Magnetic trace analysis, verification and determination

In the process of long-term use, the traction motor shaft is repeatedly subjected to alternating stress. According to the stress analysis, the circumferential direction of the shaft cone root combined with the gear is the part where the stress concentration is the largest.

If this part of the original small defects, surface scratches, notches and internal pore structure may form a fatigue source, the repeated action of alternating stress will produce fatigue cracks.

The fatigue crack corresponding to the track is characterized by that it occurs at the stress concentration and develops from a certain point in the middle of the track to both sides. It can be seen that the first kind of magnetic trace conforms to the characteristics of fatigue cracks.

According to the characteristics of this kind of magnetic trace, it can be preliminarily judged as fatigue crack. The following three methods can be used to identify such magnetic markers:

(1) Fatigue cracks can be directly judged according to the magnetic track characteristics.

(2) Due to the maximum alternating stress on the surface of the rotating shaft, fatigue cracks begin to appear from the surface, so the method of color inspection can be used for reinspection. If the magnetic marks still appear in the process of color inspection, it is judged as fatigue crack.

(3) Because the fatigue crack size of the rotating shaft is small, portable magnetic particle flaw detector and 320-400 mesh magnetic suspension are used for wet magnetic particle reinspection (the sensitivity of wet magnetic particle method is higher than that of dry magnetic particle method). As shown below, the magnetic marker is visible. It still shows the characteristics of fatigue crack and is judged as fatigue crack.

In use, the circular direction of the cone root of the traction motor shaft and the gear is repeatedly subjected to alternating torque, bending, vibration, extrusion, rolling and other effects. This part is prone to local hardening, so that the permeability changes, resulting in magnetic leakage. , thus forming magnetic marks on the interface between rolling and uncoiling. The rolling action line often has a small displacement along the axial direction, so the magnetic trace is displayed in parallel on the rolling part of the rotor.
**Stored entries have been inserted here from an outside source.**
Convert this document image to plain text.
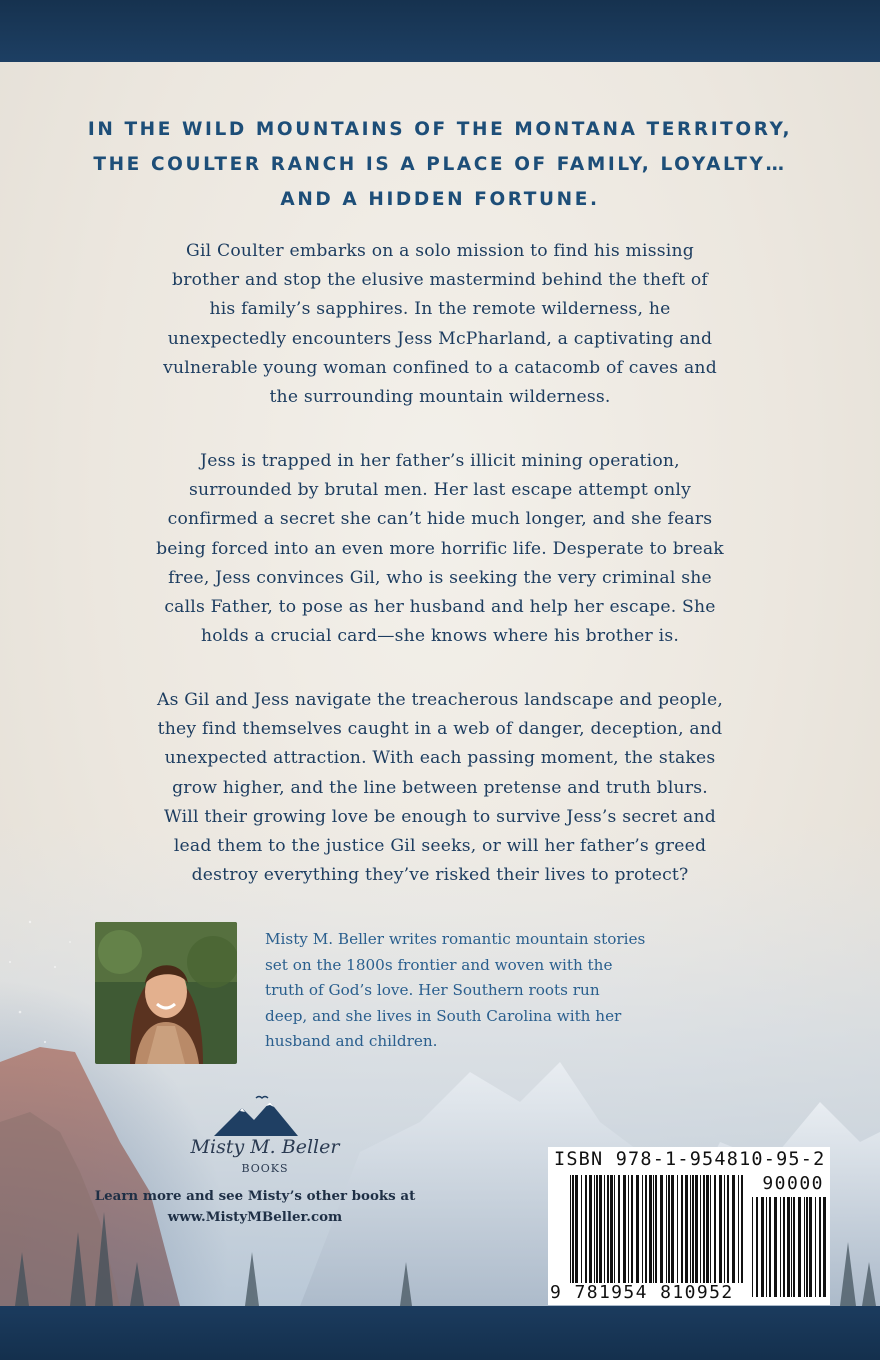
IN THE WILD MOUNTAINS OF THE MONTANA TERRITORY,
THE COULTER RANCH IS A PLACE OF FAMILY, LOYALTY…
AND A HIDDEN FORTUNE.
Gil Coulter embarks on a solo mission to find his missing
brother and stop the elusive mastermind behind the theft of
his family’s sapphires. In the remote wilderness, he
unexpectedly encounters Jess McPharland, a captivating and
vulnerable young woman confined to a catacomb of caves and
the surrounding mountain wilderness.
Jess is trapped in her father’s illicit mining operation,
surrounded by brutal men. Her last escape attempt only
confirmed a secret she can’t hide much longer, and she fears
being forced into an even more horrific life. Desperate to break
free, Jess convinces Gil, who is seeking the very criminal she
calls Father, to pose as her husband and help her escape. She
holds a crucial card—she knows where his brother is.
As Gil and Jess navigate the treacherous landscape and people,
they find themselves caught in a web of danger, deception, and
unexpected attraction. With each passing moment, the stakes
grow higher, and the line between pretense and truth blurs.
Will their growing love be enough to survive Jess’s secret and
lead them to the justice Gil seeks, or will her father’s greed
destroy everything they’ve risked their lives to protect?
Misty M. Beller writes romantic mountain stories
set on the 1800s frontier and woven with the
truth of God’s love. Her Southern roots run
deep, and she lives in South Carolina with her
husband and children.
Misty M. Beller
BOOKS
Learn more and see Misty’s other books at
www.MistyMBeller.com
ISBN 978-1-954810-95-2
90000
9 781954 810952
The magnetic trace caused by local hardening is characterized by loose magnetic trace, wide distribution, specific position, and discontinuous magnetic trace along the circumference. The track is long (even a full circle), but not very clear. It can be seen that the second magnetic marker conforms to the characteristics of locally hardened magnetic indentation.

According to the characteristics of this magnetic trace, it can be preliminarily judged as irrelevant display caused by local hardening, which does not belong to the category of defect and will not cause damage to the rotating shaft. The identification method of such magnetic markers is as follows:

(1) According to the characteristics of magnetic track or using a magnifying glass to observe whether there is extrusion, rolling and other traces on the surface of the rotating shaft, it can be directly judged as the irrelevant display caused by local hardening.

(2) The unrelated display magnetic marks caused by local hardening are formed by the leakage magnetic field caused by the permeability difference, so the color penetration detection method can be used for reinspection. As shown in the picture below, no defect is shown after inspection. Showed no correlation, determined to be due to local hardening.

(3) Magnetic particle inspection shall be carried out again after annealing of the rotating axis. If the trace disappears, it is determined to be an irrelevant display caused by local hardening.

From what has been discussed above

(1) To determine the magnetic trace shown by magnetic particle inspection of the rotating shaft, a variety of detection methods can be used for identification and reinspection.

(2) Fatigue cracks do great harm to the rotating shaft. It is necessary to accurately identify and eliminate damage in advance to ensure the safe operation of traction motor.

(3) Unrelated signs caused by local hardening are not crack defects and will not cause harm to the shaft.